The recent Ebola outbreak in West Africa serves as a stark reminder of health workers’ heroic role, many working tirelessly to save children’s lives and risking their own in the process. The Ebola crisis exposed one of the biggest hurdles the world faces both in terms of dealing with such extreme situations as well as in ensuring access to healthcare full stop: the health worker crisis.
Acute health worker shortage
The World Health Oganization (WHO) recommends that countries have a minimum of one health worker (a doctor, nurse or midwife) per 439 people to ensure the provision of adequate coverage of essential services. Yet, many countries fall far below that magic number. In our recent A Wake up Call report, we highlighted the chronic shortage in Guinea (one health worker per 1,597 people), Liberia (one per 3,472 people) and Sierra Leone (one per 5,319 people). Compare this to one for 88 people in the UK and you get the picture.

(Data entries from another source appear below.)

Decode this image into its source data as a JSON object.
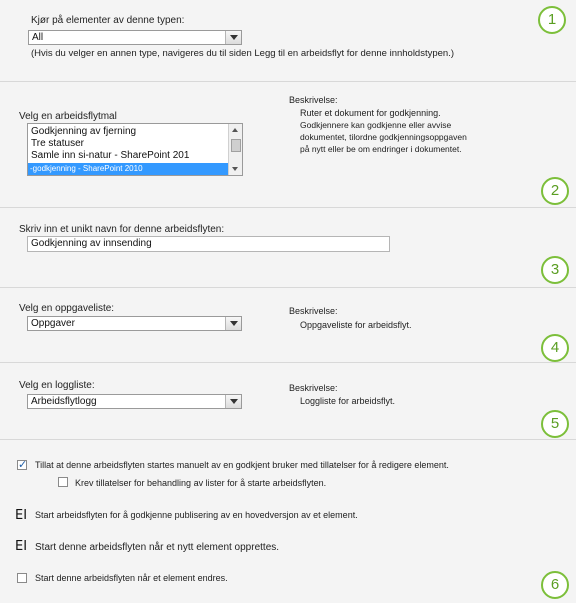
{
  "section1": {
    "number": "1",
    "type_label": "Kjør på elementer av denne typen:",
    "type_value": "All",
    "hint": "(Hvis du velger en annen type, navigeres du til siden Legg til en arbeidsflyt for denne innholdstypen.)"
  },
  "section2": {
    "number": "2",
    "template_label": "Velg en arbeidsflytmal",
    "templates": [
      "Godkjenning av fjerning",
      "Tre statuser",
      "Samle inn si-natur - SharePoint 201",
      "-godkjenning - SharePoint 2010"
    ],
    "description_label": "Beskrivelse:",
    "description_lines": [
      "Ruter et dokument for godkjenning.",
      "Godkjennere kan godkjenne eller avvise",
      "dokumentet, tilordne godkjenningsoppgaven",
      "på nytt eller be om endringer i dokumentet."
    ]
  },
  "section3": {
    "number": "3",
    "name_label": "Skriv inn et unikt navn for denne arbeidsflyten:",
    "name_value": "Godkjenning av innsending"
  },
  "section4": {
    "number": "4",
    "task_label": "Velg en oppgaveliste:",
    "task_value": "Oppgaver",
    "description_label": "Beskrivelse:",
    "description": "Oppgaveliste for arbeidsflyt."
  },
  "section5": {
    "number": "5",
    "history_label": "Velg en loggliste:",
    "history_value": "Arbeidsflytlogg",
    "description_label": "Beskrivelse:",
    "description": "Loggliste for arbeidsflyt."
  },
  "section6": {
    "number": "6",
    "options": {
      "manual": "Tillat at denne arbeidsflyten startes manuelt av en godkjent bruker med tillatelser for å redigere element.",
      "require_manage": "Krev tillatelser for behandling av lister for å starte arbeidsflyten.",
      "publish_marker": "EI",
      "publish": "Start arbeidsflyten for å godkjenne publisering av en hovedversjon av et element.",
      "create_marker": "EI",
      "create": "Start denne arbeidsflyten når et nytt element opprettes.",
      "change": "Start denne arbeidsflyten når et element endres."
    }
  }
}
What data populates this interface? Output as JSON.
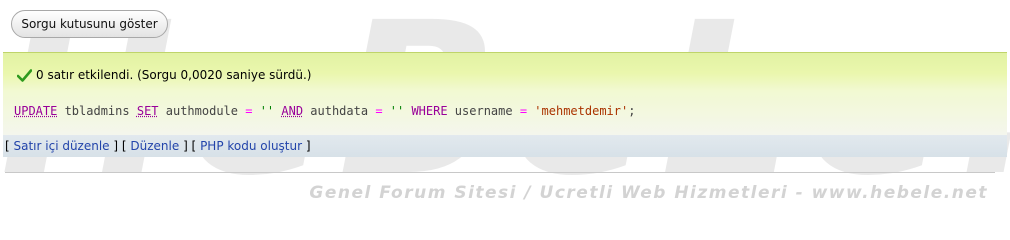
{
  "watermark": {
    "brand": "HeBeLe.net",
    "tagline": "Genel Forum Sitesi / Ucretli Web Hizmetleri - www.hebele.net"
  },
  "toggle_button": {
    "label": "Sorgu kutusunu göster"
  },
  "result": {
    "message": "0 satır etkilendi. (Sorgu 0,0020 saniye sürdü.)",
    "icon": "checkmark-icon",
    "sql": {
      "update": "UPDATE",
      "table": " tbladmins ",
      "set": "SET",
      "col1": " authmodule ",
      "eq1": "=",
      "val1": " '' ",
      "and": "AND",
      "col2": " authdata ",
      "eq2": "=",
      "val2": " '' ",
      "where": "WHERE",
      "col3": " username ",
      "eq3": "=",
      "sp": " ",
      "val3": "'mehmetdemir'",
      "end": ";"
    }
  },
  "links": {
    "inline_edit": "Satır içi düzenle",
    "edit": "Düzenle",
    "php_code": "PHP kodu oluştur"
  },
  "colors": {
    "success_bg": "#e6f4a6",
    "link": "#2244aa",
    "keyword": "#990099",
    "operator": "#ff00ff"
  }
}
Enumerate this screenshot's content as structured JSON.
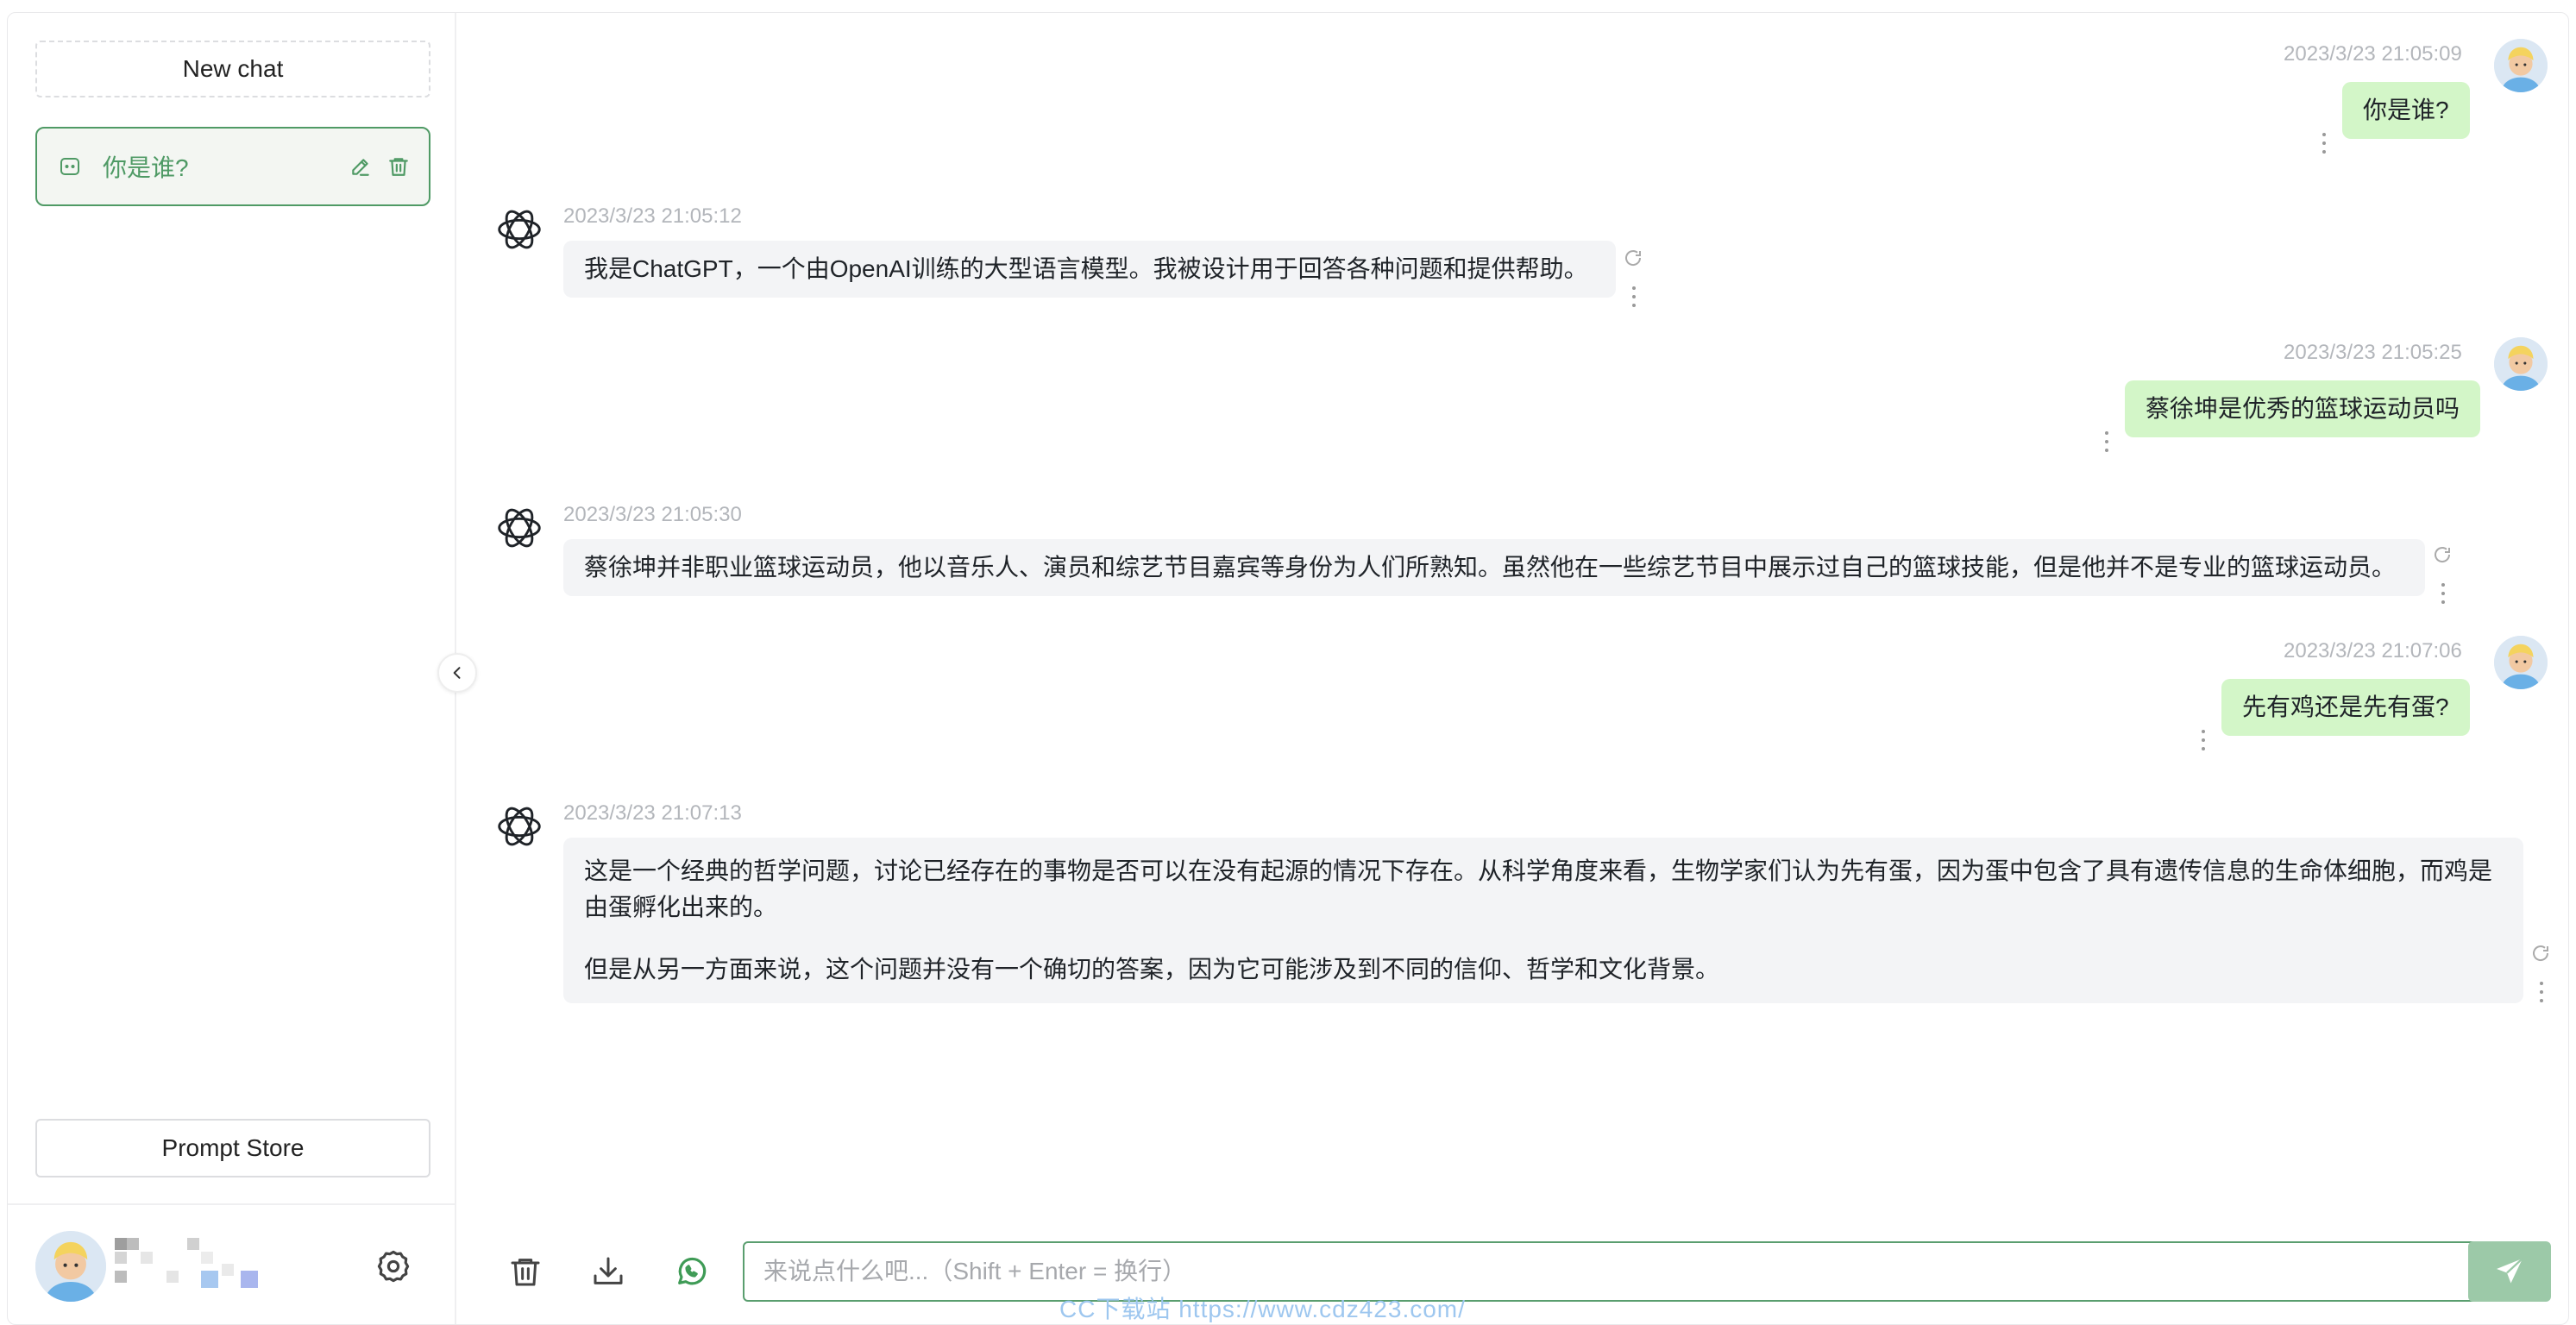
{
  "sidebar": {
    "new_chat_label": "New chat",
    "history": [
      {
        "title": "你是谁?"
      }
    ],
    "prompt_store_label": "Prompt Store"
  },
  "messages": [
    {
      "role": "user",
      "time": "2023/3/23 21:05:09",
      "text": "你是谁?"
    },
    {
      "role": "assistant",
      "time": "2023/3/23 21:05:12",
      "text": "我是ChatGPT，一个由OpenAI训练的大型语言模型。我被设计用于回答各种问题和提供帮助。"
    },
    {
      "role": "user",
      "time": "2023/3/23 21:05:25",
      "text": "蔡徐坤是优秀的篮球运动员吗"
    },
    {
      "role": "assistant",
      "time": "2023/3/23 21:05:30",
      "text": "蔡徐坤并非职业篮球运动员，他以音乐人、演员和综艺节目嘉宾等身份为人们所熟知。虽然他在一些综艺节目中展示过自己的篮球技能，但是他并不是专业的篮球运动员。"
    },
    {
      "role": "user",
      "time": "2023/3/23 21:07:06",
      "text": "先有鸡还是先有蛋?"
    },
    {
      "role": "assistant",
      "time": "2023/3/23 21:07:13",
      "paragraphs": [
        "这是一个经典的哲学问题，讨论已经存在的事物是否可以在没有起源的情况下存在。从科学角度来看，生物学家们认为先有蛋，因为蛋中包含了具有遗传信息的生命体细胞，而鸡是由蛋孵化出来的。",
        "但是从另一方面来说，这个问题并没有一个确切的答案，因为它可能涉及到不同的信仰、哲学和文化背景。"
      ]
    }
  ],
  "input": {
    "placeholder": "来说点什么吧...（Shift + Enter = 换行）",
    "value": ""
  },
  "watermark": "CC下载站 https://www.cdz423.com/",
  "icons": {
    "new_chat": "chat-icon",
    "edit": "edit-icon",
    "delete": "trash-icon",
    "settings": "gear-icon",
    "collapse": "chevron-left-icon",
    "clear": "trash-icon",
    "download": "download-icon",
    "whatsapp": "whatsapp-icon",
    "send": "send-icon",
    "more": "more-vertical-icon",
    "regenerate": "refresh-icon",
    "bot_avatar": "openai-logo-icon"
  },
  "colors": {
    "accent": "#4f9a65",
    "user_bubble": "#d3f6c8",
    "bot_bubble": "#f3f4f6",
    "send_button": "#9cc9a8"
  }
}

But Guinea, Liberia and Sierra Leone are far from being the only countries in the world to experience a health workforce shortage. Save the Children recently compiled a Health Access Index which demonstrates that the health systems of many low-income countries are massively understaffed and underfunded. In Niger the health worker gap is huge, with one health worker per 6,410 people.
The extent of the problem
Estimates on the extent of the health workforce shortfall vary widely, between 7.2 million doctors, nurses and midwives, according to the Global Health Workforce Alliance, to a staggering 10.3 million according to the latest figures from the International Labour Organization. The lack of consensus in itself is problematic, but suffice to say that we face a huge uphill battle. And projections are grimmer still, standing at 12.9 million by 2035.
There are numerous and complex reasons for the shortfall, including: poor pay and insufficient incentives; lack of political will to prioritise and invest in health; ineffective aid; ‘underproduction’ due to the lack of medical schools; poor distribution of health workforce between urban and rural areas; and migration.
So, what needs to happen?
Strategies at the local level need to focus on improving health workforce retention, especially in rural and remote areas including through increased financial and non-financial incentives and better training and working conditions.

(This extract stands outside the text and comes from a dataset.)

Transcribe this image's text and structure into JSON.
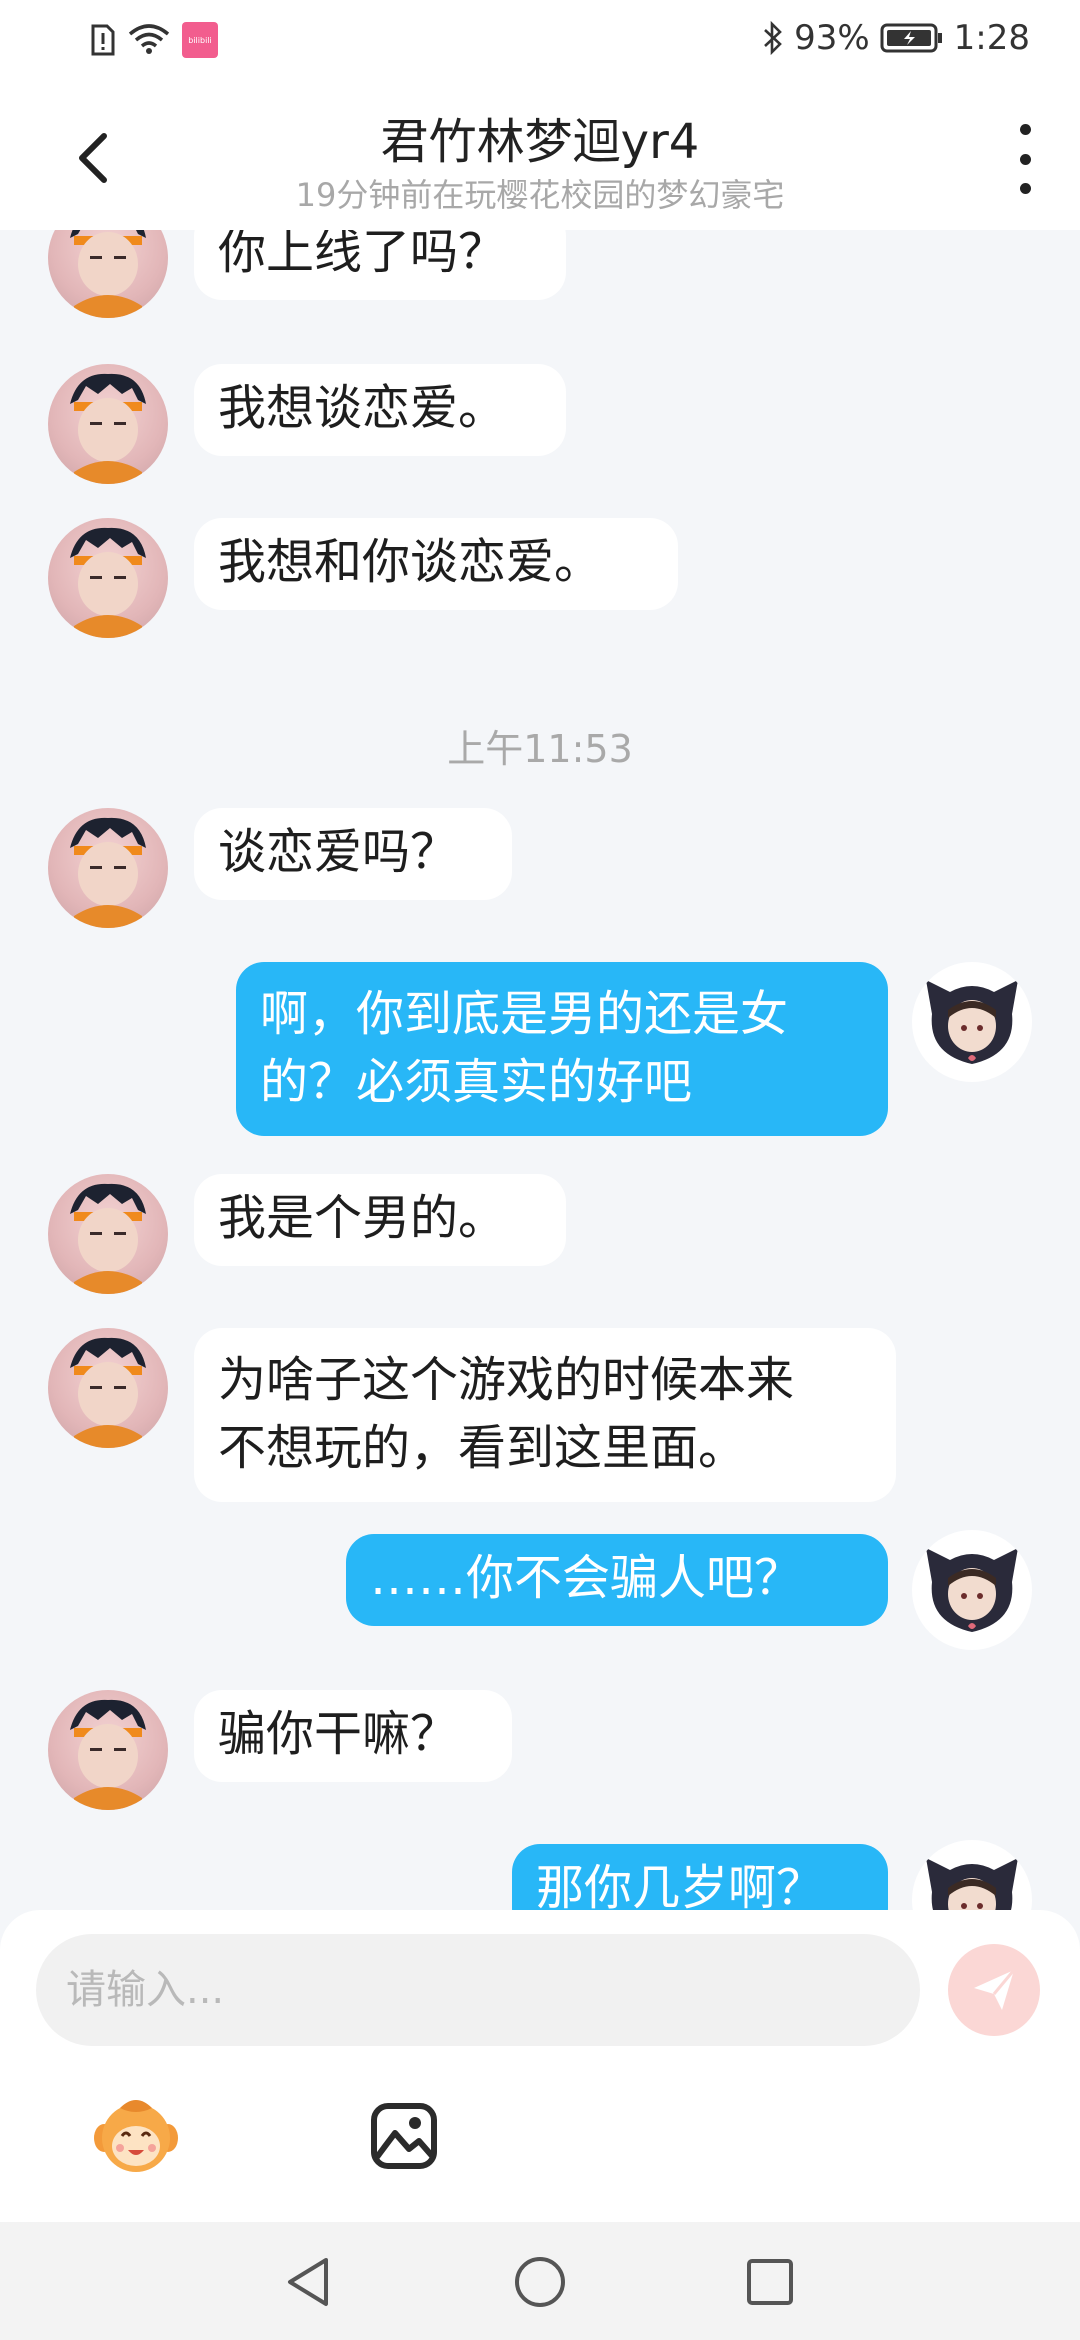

But more must also be done at the global level to prioritise the health workforce crisis, such as ensuring that all countries abide by the rules of the WHO Global Code of Practice on the International Recruitment of Health Personnel, which aims to establish and promote voluntary principles and practices for the ethical international recruitment of health personnel.
No health without health workers
We live in a world where at least one billion people are unlikely to ever see a health worker in their lives. Predictably, it is the poorest, hardest–to-reach communities that suffer the most.
As part of the wider international discussions on universal health coverage and the SDGs, we have an unprecedented opportunity to address the chronic health workforce shortage, so that by 2030 we can have a world where health workers are appropriately skilled, supported, equipped, motivated and geographically distributed.
So, on 7 April let us give a big shout out to health workers everywhere for their extraordinary contributions and let us make sure that we keep health workers high on the policy agenda, because without them we have no chance of ending all preventable child and newborn mortality or achieving universal health coverage.